Société NANTES METROPOLE HABITAT 26, Place Rosa Parks BP 83618 44036 NANTES

représentée par Madame [B] [M], munie d’un pouvoir écrit D'une part,

DÉFENDEURS :

Monsieur [O] [E] 12 Rue Jean Olivesi Logement 6 44100 NANTES

non comparant

Madame [L] [S] épouse [E] 12 Rue Jean Olivesi Logement 6 44100 NANTES

non comparante D'autre part,

COMPOSITION DU TRIBUNAL :

PRÉSIDENTE : Stéphanie ZARIFFA GREFFIER : Michel HORTAIS

PROCEDURE :

date de la première évocation : 18 décembre 2024 date des débats : 18 décembre 2024 délibéré au : 27 février 2025

RG N° N° RG 24/03297 - N° Portalis DBYS-W-B7I-NK7T

COPIES AUX PARTIES LE : CE + CCC à NANTES METROPOLE HABITAT CCC à Monsieur [O] [E] + Madame [L] [S] épouse [E] + préfecture Copie dossier

EXPOSE DU LITIGE

Par acte sous seing-privé en date du 13 novembre 2014, prenant effet le même jour, pour une durée d'un an renouvelable, Nantes Habitat a donné à bail à Monsieur [O] [E], un local à usage d'habitation numéro 6 sis 12 rue Jean Olivesi à Nantes (44100), moyennant un loyer mensuel révisable de 304.71 euros, outre une provision sur charges de 107.69 euros et le versement d’un dépôt de garantie de 304 euros.
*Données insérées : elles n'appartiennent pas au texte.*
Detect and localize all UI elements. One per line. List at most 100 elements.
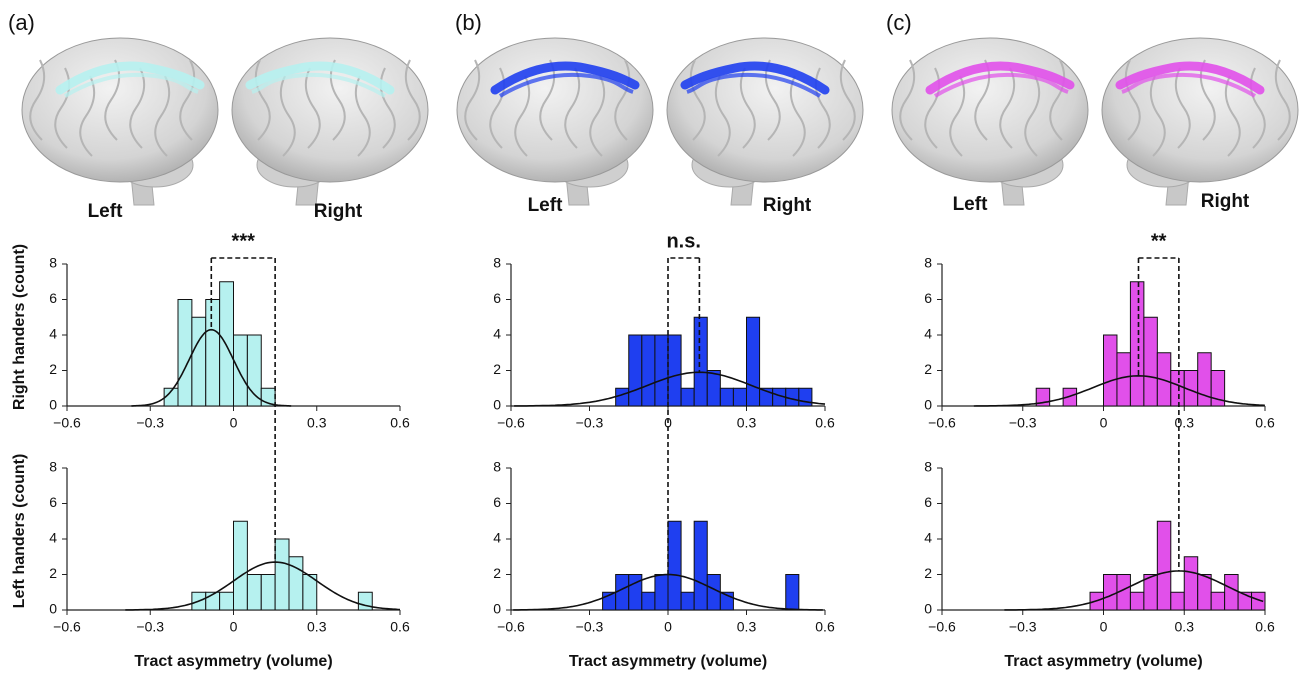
y-tick-label: 8	[493, 255, 501, 271]
x-tick-label: 0.3	[1175, 619, 1195, 635]
y-tick-label: 0	[49, 601, 57, 617]
brain-label: Left	[88, 201, 124, 222]
brain-label: Left	[528, 195, 564, 216]
bar	[1184, 557, 1197, 610]
x-tick-label: 0.6	[815, 415, 835, 431]
brain	[1102, 38, 1298, 205]
bar	[206, 300, 220, 407]
y-tick-label: 8	[924, 459, 932, 475]
bar	[1198, 353, 1211, 406]
y-tick-label: 8	[49, 459, 57, 475]
brain	[667, 38, 863, 205]
y-axis-label: Left handers (count)	[11, 454, 28, 609]
significance: ***	[232, 230, 256, 252]
bar	[247, 575, 261, 611]
cortex	[22, 38, 218, 182]
bar	[707, 371, 720, 407]
y-tick-label: 0	[493, 601, 501, 617]
x-tick-label: −0.3	[1009, 415, 1037, 431]
bar	[1130, 592, 1143, 610]
bar	[799, 388, 812, 406]
x-tick-label: 0.3	[737, 415, 757, 431]
x-tick-label: 0.6	[1255, 619, 1275, 635]
y-tick-label: 6	[493, 494, 501, 510]
bar	[358, 592, 372, 610]
bar	[733, 388, 746, 406]
y-tick-label: 6	[924, 494, 932, 510]
y-tick-label: 2	[924, 361, 932, 377]
y-axis-label: Right handers (count)	[11, 244, 28, 410]
x-tick-label: −0.3	[136, 619, 164, 635]
bar	[234, 335, 248, 406]
brain-label: Right	[763, 195, 812, 216]
x-tick-label: 0.6	[390, 619, 410, 635]
cortex	[457, 38, 653, 182]
bar	[275, 539, 289, 610]
x-tick-label: −0.6	[53, 415, 81, 431]
x-tick-label: 0.6	[390, 415, 410, 431]
cortex	[1102, 38, 1298, 182]
bar	[707, 575, 720, 611]
x-tick-label: −0.3	[136, 415, 164, 431]
figure: (a) Left Right 0 2 4 6 8 −0.6 −0.3 0 0.3 0.6 Right ha…	[0, 0, 1305, 675]
x-tick-label: 0	[230, 619, 238, 635]
brain	[457, 38, 653, 205]
bar	[1130, 282, 1143, 406]
bar	[1117, 353, 1130, 406]
bar	[1211, 592, 1224, 610]
bar	[642, 335, 655, 406]
y-tick-label: 8	[493, 459, 501, 475]
bar	[747, 317, 760, 406]
x-tick-label: −0.3	[1009, 619, 1037, 635]
bar	[694, 317, 707, 406]
y-tick-label: 0	[924, 397, 932, 413]
brain	[892, 38, 1088, 205]
bar	[1157, 521, 1170, 610]
y-tick-label: 4	[49, 326, 57, 342]
bar	[668, 521, 681, 610]
y-tick-label: 0	[49, 397, 57, 413]
bar	[1171, 371, 1184, 407]
bar	[655, 335, 668, 406]
panel-label: (b)	[455, 10, 482, 35]
bar	[720, 388, 733, 406]
y-tick-label: 4	[493, 530, 501, 546]
x-tick-label: 0	[1100, 619, 1108, 635]
x-tick-label: −0.6	[928, 619, 956, 635]
x-tick-label: −0.6	[497, 415, 525, 431]
brain-label: Right	[1201, 191, 1250, 212]
bar	[234, 521, 248, 610]
bar	[178, 300, 192, 407]
y-tick-label: 8	[49, 255, 57, 271]
x-axis-label: Tract asymmetry (volume)	[134, 653, 332, 670]
y-tick-label: 6	[49, 290, 57, 306]
bar	[616, 575, 629, 611]
y-tick-label: 4	[924, 326, 932, 342]
bar	[220, 282, 234, 406]
x-tick-label: −0.6	[497, 619, 525, 635]
x-tick-label: 0	[664, 619, 672, 635]
bar	[681, 388, 694, 406]
cortex	[232, 38, 428, 182]
bar	[220, 592, 234, 610]
y-tick-label: 8	[924, 255, 932, 271]
cortex	[892, 38, 1088, 182]
bar	[1198, 575, 1211, 611]
bar	[681, 592, 694, 610]
panel-label: (a)	[8, 10, 35, 35]
x-tick-label: 0.3	[1175, 415, 1195, 431]
bar	[629, 335, 642, 406]
x-tick-label: 0.6	[1255, 415, 1275, 431]
brain	[22, 38, 218, 205]
brain-label: Left	[953, 194, 989, 215]
bar	[616, 388, 629, 406]
x-axis-label: Tract asymmetry (volume)	[1004, 653, 1202, 670]
y-tick-label: 4	[924, 530, 932, 546]
bar	[1104, 335, 1117, 406]
x-axis-label: Tract asymmetry (volume)	[569, 653, 767, 670]
y-tick-label: 4	[49, 530, 57, 546]
x-tick-label: 0.3	[737, 619, 757, 635]
y-tick-label: 2	[924, 565, 932, 581]
bar	[642, 592, 655, 610]
y-tick-label: 0	[493, 397, 501, 413]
Le 16 août 2013, Monsieur [O] [E] et Madame [L] [S] se sont unis.

Des loyers restant impayés, par actes du 21 novembre 2022, Nantes Métropole Habitat leur a délivré un commandement de payer les loyers visant la clause résolutoire du bail.

Par actes séparés de commissaire de justice en date du 20 août 2024, Nantes Métropole Habitat, venant aux droits de Nantes Habitat, a assigné Monsieur [O] [E] et Madame [L] [S] épouse [E] devant le Juge des Contentieux de la Protection du Tribunal Judiciaire de NANTES, aux fins de voir :

- déclarer la demande recevable et bien fondée ;

- constater la résiliation du bail signé le 13 novembre 2014 entre les parties ;

- à titre subsidiaire, et dans l’hypothèse où il ne serait pas fait droit à la demande tendant à constater la résiliation du contrat de bail en application de la clause résolutoire, prononcer la résiliation judiciaire du bail signé le 13 novembre 2014 entre les parties ;

- ordonner l'expulsion de Monsieur [O] [E] et Madame [L] [K] épouse [E] ainsi que de tous occupants de leur chef, avec au besoin l’assistance de la force publique et d'un serrurier, selon les modalités et délais prévus par la loi;

- autoriser le transport des meubles et objets mobiliers pouvant se trouver dans les lieux et leur transfert au garde meuble aux frais et risques des locataires selon les dispositions prévues par la loi ;

- condamner solidairement Monsieur [O] [E] et Madame [L] [K] épouse [E] à payer à Nantes Métropole Habitat :

-la somme de 3 135.31 euros correspondant aux loyers, charges et indemnités d’occupation échus et impayés au 16 juillet 2024, avec intérêts au taux légal à compter de l’assignation, somme à parfaire au jour de l’audience ;

-une indemnité d’occupation égale au dernier loyer en cours, outre les charges, soit la somme mensuelle de 334.73 euros à compter de la résiliation du bail et ce, jusqu’à la libération effective des lieux, laquelle indemnité suivra les conditions de révision du prix du loyer dans le cadre de la législation sur les HLM et de la convention passé entre le bailleur et l’Etat ;

-la somme de 300 euros en application de l’article 700 du Code de procédure civile outre les entiers dépens y compris le coût du commandement de payer, de l’assignation et de la notification à la Préfecture ;

- ordonner l’exécution provisoire.

L’affaire a été appelée et évoquée à l’audience du 18 décembre 2024.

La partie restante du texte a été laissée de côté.